During part I (dose escalation) patients with solid tumors of any origin will be enrolled. For part II (expanded cohorts) enrollment is limited to patients with breast or gastric tumors with demonstrated HER2 expression and measurable disease lesions as per protocol defined criteria.
This trial is registered in ClinicalTrials.gov with identifier NCT02277717.
In vitro, SYD985 and T-DM1 (Kadcyla®) were studied in a panel of eight cell lines expressing different levels of HER2.
In cell lines with high HER2 expression (characterized as HER2 3+) SYD985 and T-DM1 showed similar potencies.
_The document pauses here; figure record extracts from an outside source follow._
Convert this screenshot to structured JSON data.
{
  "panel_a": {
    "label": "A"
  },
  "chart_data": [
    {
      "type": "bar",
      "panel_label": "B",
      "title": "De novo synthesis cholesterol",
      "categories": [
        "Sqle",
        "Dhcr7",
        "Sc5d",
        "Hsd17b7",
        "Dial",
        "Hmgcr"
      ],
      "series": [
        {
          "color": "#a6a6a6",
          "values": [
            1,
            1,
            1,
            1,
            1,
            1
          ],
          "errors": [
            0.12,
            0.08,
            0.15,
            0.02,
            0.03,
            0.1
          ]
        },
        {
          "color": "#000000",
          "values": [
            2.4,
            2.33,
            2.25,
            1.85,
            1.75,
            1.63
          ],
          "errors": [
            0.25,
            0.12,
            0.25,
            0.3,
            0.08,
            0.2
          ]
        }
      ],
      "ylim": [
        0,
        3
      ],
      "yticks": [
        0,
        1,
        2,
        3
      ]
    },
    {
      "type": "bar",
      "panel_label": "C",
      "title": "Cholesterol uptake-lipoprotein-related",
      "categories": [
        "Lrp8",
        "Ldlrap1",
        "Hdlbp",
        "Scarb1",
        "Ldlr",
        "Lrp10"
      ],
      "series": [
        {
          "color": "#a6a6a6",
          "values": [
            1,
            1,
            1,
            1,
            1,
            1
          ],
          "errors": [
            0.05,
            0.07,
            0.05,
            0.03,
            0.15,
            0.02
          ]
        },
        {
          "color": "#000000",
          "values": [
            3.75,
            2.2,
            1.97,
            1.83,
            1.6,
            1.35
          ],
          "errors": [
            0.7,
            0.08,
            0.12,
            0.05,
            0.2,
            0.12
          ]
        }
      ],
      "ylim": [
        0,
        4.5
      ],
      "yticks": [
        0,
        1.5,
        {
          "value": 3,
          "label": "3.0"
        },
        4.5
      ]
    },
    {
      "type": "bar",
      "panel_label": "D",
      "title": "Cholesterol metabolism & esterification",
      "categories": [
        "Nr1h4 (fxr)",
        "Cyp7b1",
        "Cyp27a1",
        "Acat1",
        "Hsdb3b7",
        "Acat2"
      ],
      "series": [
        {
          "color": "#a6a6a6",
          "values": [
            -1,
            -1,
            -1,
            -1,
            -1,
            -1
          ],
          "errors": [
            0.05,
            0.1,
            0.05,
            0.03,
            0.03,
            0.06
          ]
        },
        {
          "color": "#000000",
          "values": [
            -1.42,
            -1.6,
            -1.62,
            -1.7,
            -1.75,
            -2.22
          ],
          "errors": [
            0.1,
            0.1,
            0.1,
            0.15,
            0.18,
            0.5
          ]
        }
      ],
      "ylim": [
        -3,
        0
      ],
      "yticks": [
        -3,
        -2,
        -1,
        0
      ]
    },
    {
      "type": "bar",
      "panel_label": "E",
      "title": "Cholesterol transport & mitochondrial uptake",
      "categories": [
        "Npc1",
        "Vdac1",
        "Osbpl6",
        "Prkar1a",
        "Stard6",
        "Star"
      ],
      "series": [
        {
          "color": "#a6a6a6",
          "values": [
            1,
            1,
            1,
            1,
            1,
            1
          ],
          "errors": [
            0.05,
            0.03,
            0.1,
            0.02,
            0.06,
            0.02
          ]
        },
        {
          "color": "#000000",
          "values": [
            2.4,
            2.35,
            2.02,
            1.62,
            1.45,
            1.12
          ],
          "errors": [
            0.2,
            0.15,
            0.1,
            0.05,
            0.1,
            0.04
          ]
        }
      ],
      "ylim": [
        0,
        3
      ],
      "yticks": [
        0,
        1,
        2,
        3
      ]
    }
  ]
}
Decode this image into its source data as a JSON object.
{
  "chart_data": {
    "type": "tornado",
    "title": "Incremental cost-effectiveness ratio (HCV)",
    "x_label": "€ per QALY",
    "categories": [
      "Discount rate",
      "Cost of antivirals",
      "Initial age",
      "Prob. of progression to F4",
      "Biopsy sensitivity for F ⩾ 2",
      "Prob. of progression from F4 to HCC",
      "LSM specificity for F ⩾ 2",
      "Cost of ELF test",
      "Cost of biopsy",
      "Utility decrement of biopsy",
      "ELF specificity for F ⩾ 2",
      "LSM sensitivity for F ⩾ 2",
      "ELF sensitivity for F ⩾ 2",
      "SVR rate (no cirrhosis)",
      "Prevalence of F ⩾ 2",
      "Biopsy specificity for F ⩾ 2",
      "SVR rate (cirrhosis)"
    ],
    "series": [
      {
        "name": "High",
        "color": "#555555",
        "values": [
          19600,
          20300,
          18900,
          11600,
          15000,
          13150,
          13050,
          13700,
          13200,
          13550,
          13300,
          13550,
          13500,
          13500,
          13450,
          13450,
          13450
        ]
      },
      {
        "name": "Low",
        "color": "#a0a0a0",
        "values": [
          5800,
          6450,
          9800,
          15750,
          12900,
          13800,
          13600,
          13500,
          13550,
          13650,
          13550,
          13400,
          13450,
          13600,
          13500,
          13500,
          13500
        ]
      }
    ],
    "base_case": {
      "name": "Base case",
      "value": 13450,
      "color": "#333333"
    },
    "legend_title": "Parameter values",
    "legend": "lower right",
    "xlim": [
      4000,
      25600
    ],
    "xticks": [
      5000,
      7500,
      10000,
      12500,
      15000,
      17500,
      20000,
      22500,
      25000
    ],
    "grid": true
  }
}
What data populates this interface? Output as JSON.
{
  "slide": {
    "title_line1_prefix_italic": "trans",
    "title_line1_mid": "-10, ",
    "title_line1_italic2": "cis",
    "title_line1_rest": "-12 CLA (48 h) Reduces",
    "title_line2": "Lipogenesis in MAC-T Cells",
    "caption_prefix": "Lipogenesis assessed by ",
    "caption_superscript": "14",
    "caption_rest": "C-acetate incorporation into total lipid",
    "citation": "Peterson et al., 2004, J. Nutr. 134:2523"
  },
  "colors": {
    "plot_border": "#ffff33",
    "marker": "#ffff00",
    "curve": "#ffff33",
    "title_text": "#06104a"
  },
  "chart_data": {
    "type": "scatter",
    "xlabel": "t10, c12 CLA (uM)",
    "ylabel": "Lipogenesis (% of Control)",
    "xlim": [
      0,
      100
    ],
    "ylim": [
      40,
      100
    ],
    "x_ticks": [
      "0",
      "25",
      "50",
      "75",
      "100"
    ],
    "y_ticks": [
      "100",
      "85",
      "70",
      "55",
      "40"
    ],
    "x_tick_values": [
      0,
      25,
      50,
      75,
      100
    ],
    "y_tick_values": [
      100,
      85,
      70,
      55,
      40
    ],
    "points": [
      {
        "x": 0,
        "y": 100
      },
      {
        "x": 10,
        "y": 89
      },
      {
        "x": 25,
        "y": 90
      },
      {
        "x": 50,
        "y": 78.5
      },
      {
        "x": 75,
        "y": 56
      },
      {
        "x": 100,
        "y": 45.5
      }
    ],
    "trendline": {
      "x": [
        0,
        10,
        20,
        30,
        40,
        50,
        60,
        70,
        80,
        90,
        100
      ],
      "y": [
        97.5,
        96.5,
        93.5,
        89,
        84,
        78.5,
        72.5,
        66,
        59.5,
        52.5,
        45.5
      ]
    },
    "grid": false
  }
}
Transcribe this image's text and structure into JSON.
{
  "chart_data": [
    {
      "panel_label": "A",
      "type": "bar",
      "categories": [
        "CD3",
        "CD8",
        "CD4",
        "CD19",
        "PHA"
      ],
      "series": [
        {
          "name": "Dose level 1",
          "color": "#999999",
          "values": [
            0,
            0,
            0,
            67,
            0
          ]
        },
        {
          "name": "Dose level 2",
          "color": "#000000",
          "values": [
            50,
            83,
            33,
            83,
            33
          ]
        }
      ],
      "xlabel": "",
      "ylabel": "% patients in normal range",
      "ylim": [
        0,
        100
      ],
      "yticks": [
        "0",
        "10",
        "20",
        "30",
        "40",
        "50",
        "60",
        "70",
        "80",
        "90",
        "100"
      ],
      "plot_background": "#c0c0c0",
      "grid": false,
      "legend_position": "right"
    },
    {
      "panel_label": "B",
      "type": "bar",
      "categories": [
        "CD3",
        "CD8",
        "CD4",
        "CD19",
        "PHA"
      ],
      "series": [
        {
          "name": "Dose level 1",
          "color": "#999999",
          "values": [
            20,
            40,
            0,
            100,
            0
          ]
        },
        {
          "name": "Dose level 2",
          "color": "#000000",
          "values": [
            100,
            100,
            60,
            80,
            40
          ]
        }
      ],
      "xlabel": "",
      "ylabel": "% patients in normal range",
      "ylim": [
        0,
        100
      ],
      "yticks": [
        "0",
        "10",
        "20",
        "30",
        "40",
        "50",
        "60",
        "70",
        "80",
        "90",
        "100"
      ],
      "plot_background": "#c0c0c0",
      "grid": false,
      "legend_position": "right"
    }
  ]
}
However, in cell lines with low or moderate HER2 expression (characterized as HER2 1+ and HER2 2+), SYD985 was substantially more potent than T-DM1.
In vivo anti-tumor activity was assessed in a series of xenograft models using tumor cell lines and patient-derived breast-cancer tissues with varying HER2 expression levels (HER2 3+, HER2 2+ and HER2 1+).
Both SYD985 and T-DM1 showed anti-tumor activity in the HER2 3+ models. SYD985 demonstrated very potent anti-tumor activity in the FISH-negative models that were either HER2 2+ or HER2 1+, contrary to T-DM1 which was completely inactive. In these moderate- or low-expressing HER2 tumor models, SYD985 was even able to induce complete tumor remission after a single dose of 3 mg/kg.
For more information refer to Wim Dokter, Ruud Ubink, Miranda van der Lee, et al. Preclinical Profile of the HER2-Targeting ADC SYD983/SYD985: Introduction of a New Duocarmycin-Based Linker-Drug Platform. Mol Cancer Ther 13(11);2618-2629, 2014.
* Kadcyla® is a registered trademark of Genentech, Inc. (U.S.) / F. Hoffmann-La Roche AG (EU)
Antibody-drug conjugates are designed to combine the specificity of antibodies directed against tumor-associated targets with potent cytotoxicity. Upon internalization of the ADC, the antibody-bound cytotoxins are released intracellularly, leading to programmed tumor cell death.
While the cytotoxins used in the majority of advanced programs in the field prevent tubulin polymerization during cell division, Synthon’s differentiating linker-drug technology − applying valine-citrulline-seco-DUocarmycin-hydroxyBenzamide-Azaindole (vc-seco-DUBA) − is based on synthetic duocarmycin analogs, which have a unique mechanism of action. Duocarmycins, first isolated from Streptomyces bacteria in the 1970s, bind to the minor groove of DNA and subsequently cause irreversible alkylation of DNA. This disrupts the nucleic acid architecture, which eventually leads to tumor cell death.
Duocarmycins are able to exert their mode of action at any phase in the cellular cycle, whereas tubulin binders will only attack tumor cells when they are in a mitotic phase. Growing evidence suggests that DNA damaging agents, such as duocarmycins, are more efficacious in tumor cell killing than tubulin binders, particularly in solid tumors.
Although based on natural products, Synthon’s proprietary ADC linker-drug technology uses fully synthetic duocarmycin analogs. The unique design of the selectively cleavable linker connecting the antibody to the duocarmycin drug leads to high stability in circulation, and induces efficient release of the cytotoxin in the tumor.
Synthon, with headquarters in Nijmegen, the Netherlands, is an international pharmaceutical company and a leader in the field of generic medicines. The company started its biopharmaceutical franchise in 2007 and is building a promising portfolio of next generation medicines. Synthon is developing rapidly into a specialty pharmaceutical company, focusing on the therapeutic areas of oncology and autoimmune diseases. Synthon products are currently approved by regulatory agencies in over 80 countries worldwide and marketed through strategic partnerships and – in dedicated areas – through direct sales. Synthon employs about 1,400 staff worldwide, and in 2013 it recorded a turnover of EUR 215 million.